Rencontre avec un planteur du Sud

« Il est nécessaire de simplifier le PGE »

28 novembre 2008, par Sophie Périabe

Planteur à la Ligne Paradis, Bernard Maratchia fait part de sa situation de chef d’entreprise agricole à quelques jours de la fin de la campagne sucrière 2008.

Bernard cultive environ 5 hectares de champ de cannes dont le rendement normal s’élève à 650 tonnes. (photo SP)

Bernard Maratchia a toujours cultivé la canne à sucre dans le quartier de la Ligne Paradis à Saint-Pierre. « Depui ke moin néna 3 an, papa té y enmèn a moin dans le chan. A 16 an, moin la kit lécol pou travay èk papa, é en 1987, moin la repri lexploitasion », nous apprend le planteur. Environ 5 hectares de champ de cannes dont le rendement normal s’élève à 650 tonnes. Mais depuis 3 ans, Bernard ne livre plus que 450 tonnes à l’usine du Gol à cause des différents travaux entrepris sur l’exploitation. « Cette année par exemple, moin la fé des aménagements pour que l’année prochaine, la coupeuse y gagne passe su mon terrain. Donc, seulement l’année prochaine, mi prévoi d’avoir un tonnage normal », explique Bernard.
Pour Bernard, cette campagne sucrière n’a pas été pire que les autres années, à part les quelques jours de blocage des transporteurs qui a entraîné un retard dans les livraisons. De plus, « à l’usine, il y avait beaucoup de pannes, donc on a perdu 1 à 2 jours à une semaine. Demain (ndlr - aujourd’hui) à 14h, sera décidée la date de fermeture de la campagne, nou espèr ke va lèss a nou o moin jusqu’au 15 décembre car néna bokou de planteurs la pri du retard à cause de la grève des transporteurs ».

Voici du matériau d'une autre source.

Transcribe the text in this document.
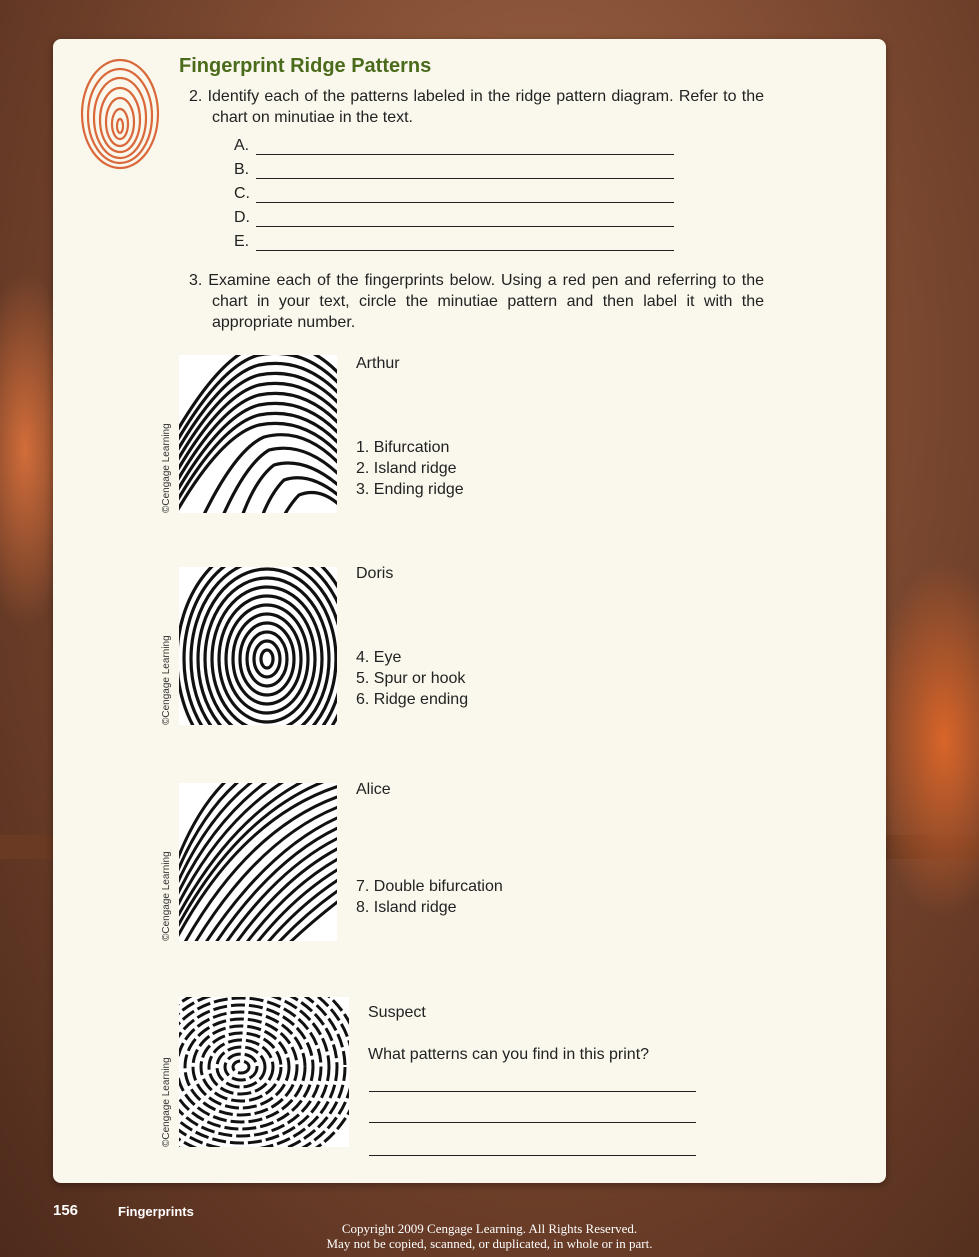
Fingerprint Ridge Patterns

2. Identify each of the patterns labeled in the ridge pattern diagram. Refer to the chart on minutiae in the text.

A.
B.
C.
D.
E.

3. Examine each of the fingerprints below. Using a red pen and referring to the chart in your text, circle the minutiae pattern and then label it with the appropriate number.

©Cengage Learning
Arthur
1. Bifurcation
2. Island ridge
3. Ending ridge
©Cengage Learning
Doris
4. Eye
5. Spur or hook
6. Ridge ending
©Cengage Learning
Alice
7. Double bifurcation
8. Island ridge
©Cengage Learning
Suspect
What patterns can you find in this print?
156	Fingerprints
Copyright 2009 Cengage Learning. All Rights Reserved.
May not be copied, scanned, or duplicated, in whole or in part.
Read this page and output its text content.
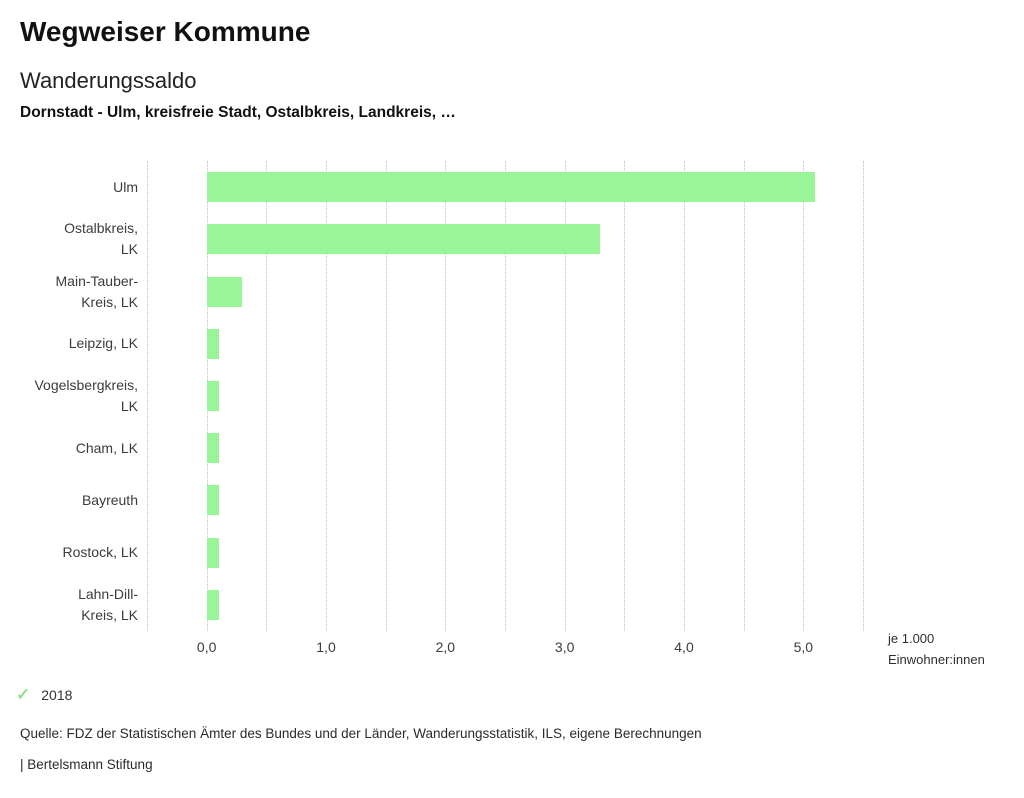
Wegweiser Kommune
Wanderungssaldo
Dornstadt - Ulm, kreisfreie Stadt, Ostalbkreis, Landkreis, …
Ulm
Ostalbkreis,
LK
Main-Tauber-
Kreis, LK
Leipzig, LK
Vogelsbergkreis,
LK
Cham, LK
Bayreuth
Rostock, LK
Lahn-Dill-
Kreis, LK
0,0	1,0	2,0	3,0	4,0	5,0
je 1.000
Einwohner:innen
✓ 2018
Quelle: FDZ der Statistischen Ämter des Bundes und der Länder, Wanderungsstatistik, ILS, eigene Berechnungen
| Bertelsmann Stiftung
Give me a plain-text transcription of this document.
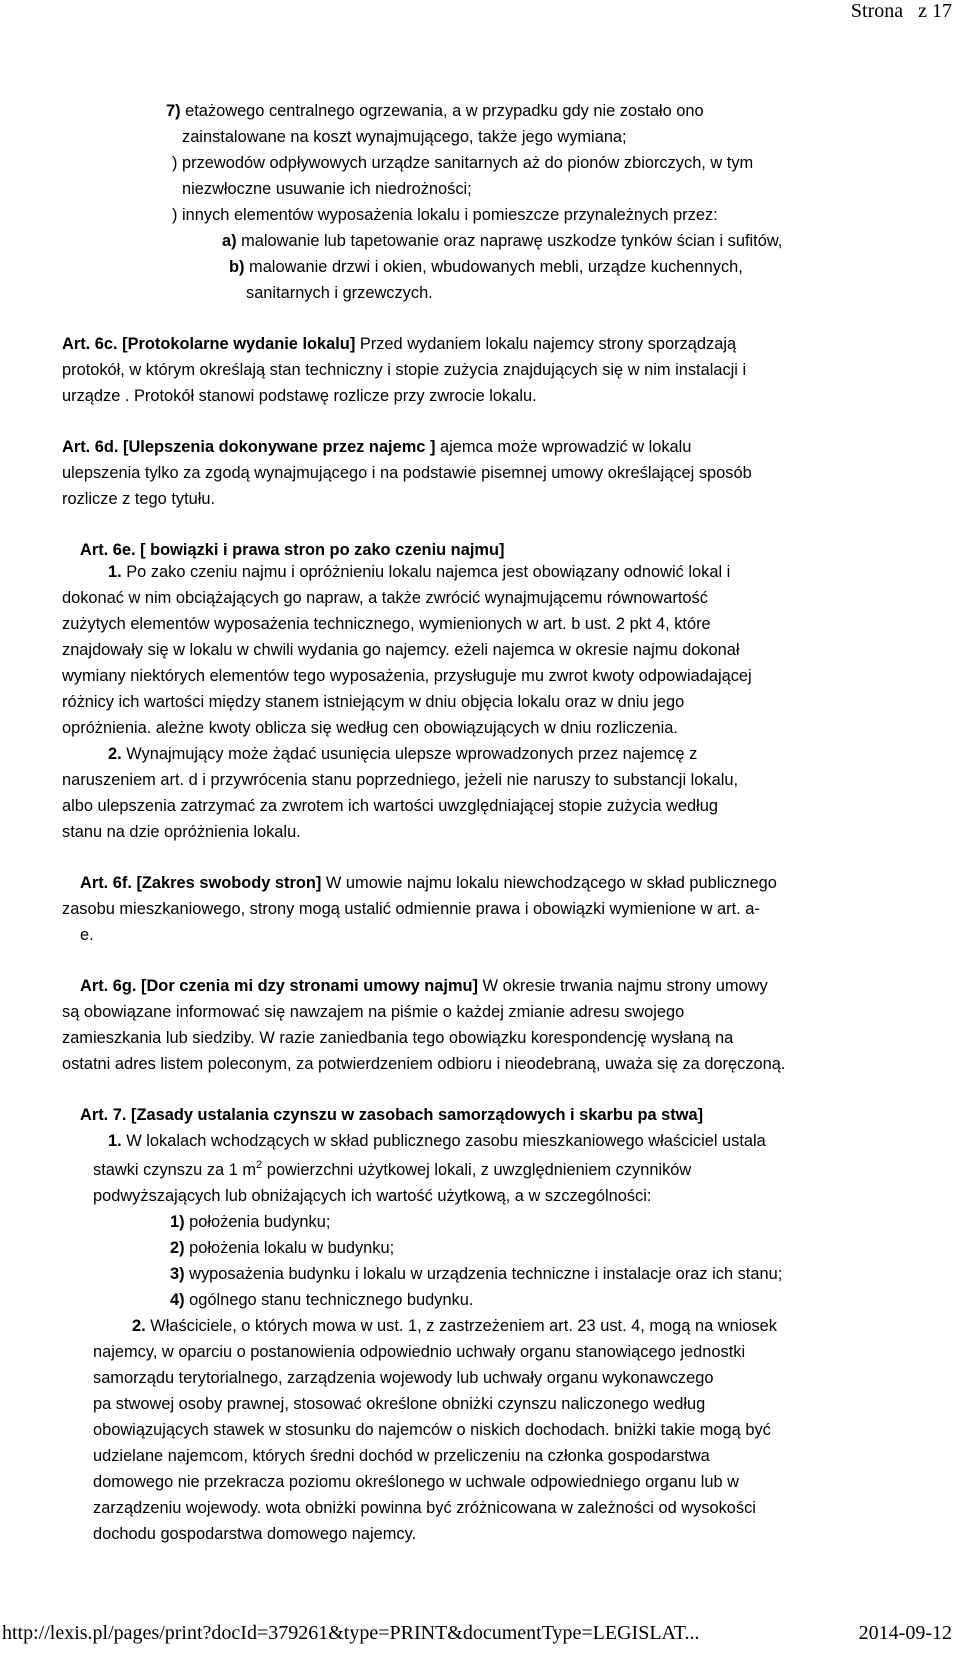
Strona z 17
7) etażowego centralnego ogrzewania, a w przypadku gdy nie zostało ono
zainstalowane na koszt wynajmującego, także jego wymiana;
) przewodów odpływowych urządze sanitarnych aż do pionów zbiorczych, w tym
niezwłoczne usuwanie ich niedrożności;
) innych elementów wyposażenia lokalu i pomieszcze przynależnych przez:
a) malowanie lub tapetowanie oraz naprawę uszkodze tynków ścian i sufitów,
b) malowanie drzwi i okien, wbudowanych mebli, urządze kuchennych,
sanitarnych i grzewczych.
Art. 6c. [Protokolarne wydanie lokalu] Przed wydaniem lokalu najemcy strony sporządzają
protokół, w którym określają stan techniczny i stopie zużycia znajdujących się w nim instalacji i
urządze . Protokół stanowi podstawę rozlicze przy zwrocie lokalu.
Art. 6d. [Ulepszenia dokonywane przez najemc ] ajemca może wprowadzić w lokalu
ulepszenia tylko za zgodą wynajmującego i na podstawie pisemnej umowy określającej sposób
rozlicze z tego tytułu.
Art. 6e. [ bowiązki i prawa stron po zako czeniu najmu]
1. Po zako czeniu najmu i opróżnieniu lokalu najemca jest obowiązany odnowić lokal i
dokonać w nim obciążających go napraw, a także zwrócić wynajmującemu równowartość
zużytych elementów wyposażenia technicznego, wymienionych w art. b ust. 2 pkt 4, które
znajdowały się w lokalu w chwili wydania go najemcy. eżeli najemca w okresie najmu dokonał
wymiany niektórych elementów tego wyposażenia, przysługuje mu zwrot kwoty odpowiadającej
różnicy ich wartości między stanem istniejącym w dniu objęcia lokalu oraz w dniu jego
opróżnienia. ależne kwoty oblicza się według cen obowiązujących w dniu rozliczenia.
2. Wynajmujący może żądać usunięcia ulepsze wprowadzonych przez najemcę z
naruszeniem art. d i przywrócenia stanu poprzedniego, jeżeli nie naruszy to substancji lokalu,
albo ulepszenia zatrzymać za zwrotem ich wartości uwzględniającej stopie zużycia według
stanu na dzie opróżnienia lokalu.
Art. 6f. [Zakres swobody stron] W umowie najmu lokalu niewchodzącego w skład publicznego
zasobu mieszkaniowego, strony mogą ustalić odmiennie prawa i obowiązki wymienione w art. a-
e.
Art. 6g. [Dor czenia mi dzy stronami umowy najmu] W okresie trwania najmu strony umowy
są obowiązane informować się nawzajem na piśmie o każdej zmianie adresu swojego
zamieszkania lub siedziby. W razie zaniedbania tego obowiązku korespondencję wysłaną na
ostatni adres listem poleconym, za potwierdzeniem odbioru i nieodebraną, uważa się za doręczoną.
Art. 7. [Zasady ustalania czynszu w zasobach samorządowych i skarbu pa stwa]
1. W lokalach wchodzących w skład publicznego zasobu mieszkaniowego właściciel ustala
stawki czynszu za 1 $m^2$ powierzchni użytkowej lokali, z uwzględnieniem czynników
podwyższających lub obniżających ich wartość użytkową, a w szczególności:
1) położenia budynku;
2) położenia lokalu w budynku;
3) wyposażenia budynku i lokalu w urządzenia techniczne i instalacje oraz ich stanu;
4) ogólnego stanu technicznego budynku.
2. Właściciele, o których mowa w ust. 1, z zastrzeżeniem art. 23 ust. 4, mogą na wniosek
najemcy, w oparciu o postanowienia odpowiednio uchwały organu stanowiącego jednostki
samorządu terytorialnego, zarządzenia wojewody lub uchwały organu wykonawczego
pa stwowej osoby prawnej, stosować określone obniżki czynszu naliczonego według
obowiązujących stawek w stosunku do najemców o niskich dochodach. bniżki takie mogą być
udzielane najemcom, których średni dochód w przeliczeniu na członka gospodarstwa
domowego nie przekracza poziomu określonego w uchwale odpowiedniego organu lub w
zarządzeniu wojewody. wota obniżki powinna być zróżnicowana w zależności od wysokości
dochodu gospodarstwa domowego najemcy.
http://lexis.pl/pages/print?docId=379261&type=PRINT&documentType=LEGISLAT...	2014-09-12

Un frein à la replantation

L’année 2008 a aussi été marquée par l’application du PGE (Plan Global d’Exploitation) en juillet dernier, projet appliqué uniquement à La Réunion.
Concrètement, ce plan oblige les agriculteurs à fournir des factures “acquittées” pour obtenir les subventions européennes. Alors, fournir des factures est tout à fait normal, mais l’inconvénient est que « si mi achète un tracteur à crédit ou si mi demande d’encaisser le chèque plus tard, moin n’aura poin de facture acquittée et donc pas de subventions tout de suite ».
Autre exemple, si Bernard souhaite effectuer des travaux pour la replantation avec des outils qu’il possède, il faudra qu’il embauche quelqu’un pour les faire, car s’il les fait lui-même, pas de subventions. En effet, comment évaluer son propre travail ? Doit-il se facturer lui-même ?
Ce plan, auparavant bénéfique pour les planteurs, est devenu depuis juillet 2008 (avec l’obligation de fournir des factures acquittées) un frein à la replantation. Il serait donc nécessaire de le simplifier, selon le planteur.
Aujourd’hui à La Réunion, des fonds européens retournent dans les caisses des instances européennes à cause de la difficulté d’accès à ces fonds par les agriculteurs. En effet, selon Bernard, de nombreux planteurs préfèrent désormais avoir recours aux prêts des usiniers, qui s’élèvent à 1.000 euros par hectare pour l’aide à la replantation et à 3.000 euros pour les gros travaux. Sur ce montant, 20% sont une subvention des usiniers et 80% sont remboursés par le planteur sur 3 ans, sans intérêts. Notons que la subvention de l’UE peut s’élever jusqu’à 2.150 euros par hectare. Inutile de calculer le montant de ces fonds non utilisés.

Quel avenir ?

Concernant l’avenir de la canne à sucre à La Réunion, le planteur reste sceptique : « Sera dur, l’année prochaine, y fo nou négoci le pri du kWh issu de la bagasse, si y paye a nou kom y fo, sera un gain important pour le planteur ». Il faut savoir qu’aujourd’hui, le kWh issu de la bagasse est moins bien payé que le kWh issu du photovoltaïque.
« L’avenir de la canne, c’est aussi la mécanisation, car la main d’œuvre est de plus en plus difficile à trouver », conclut Bernard Maratchia.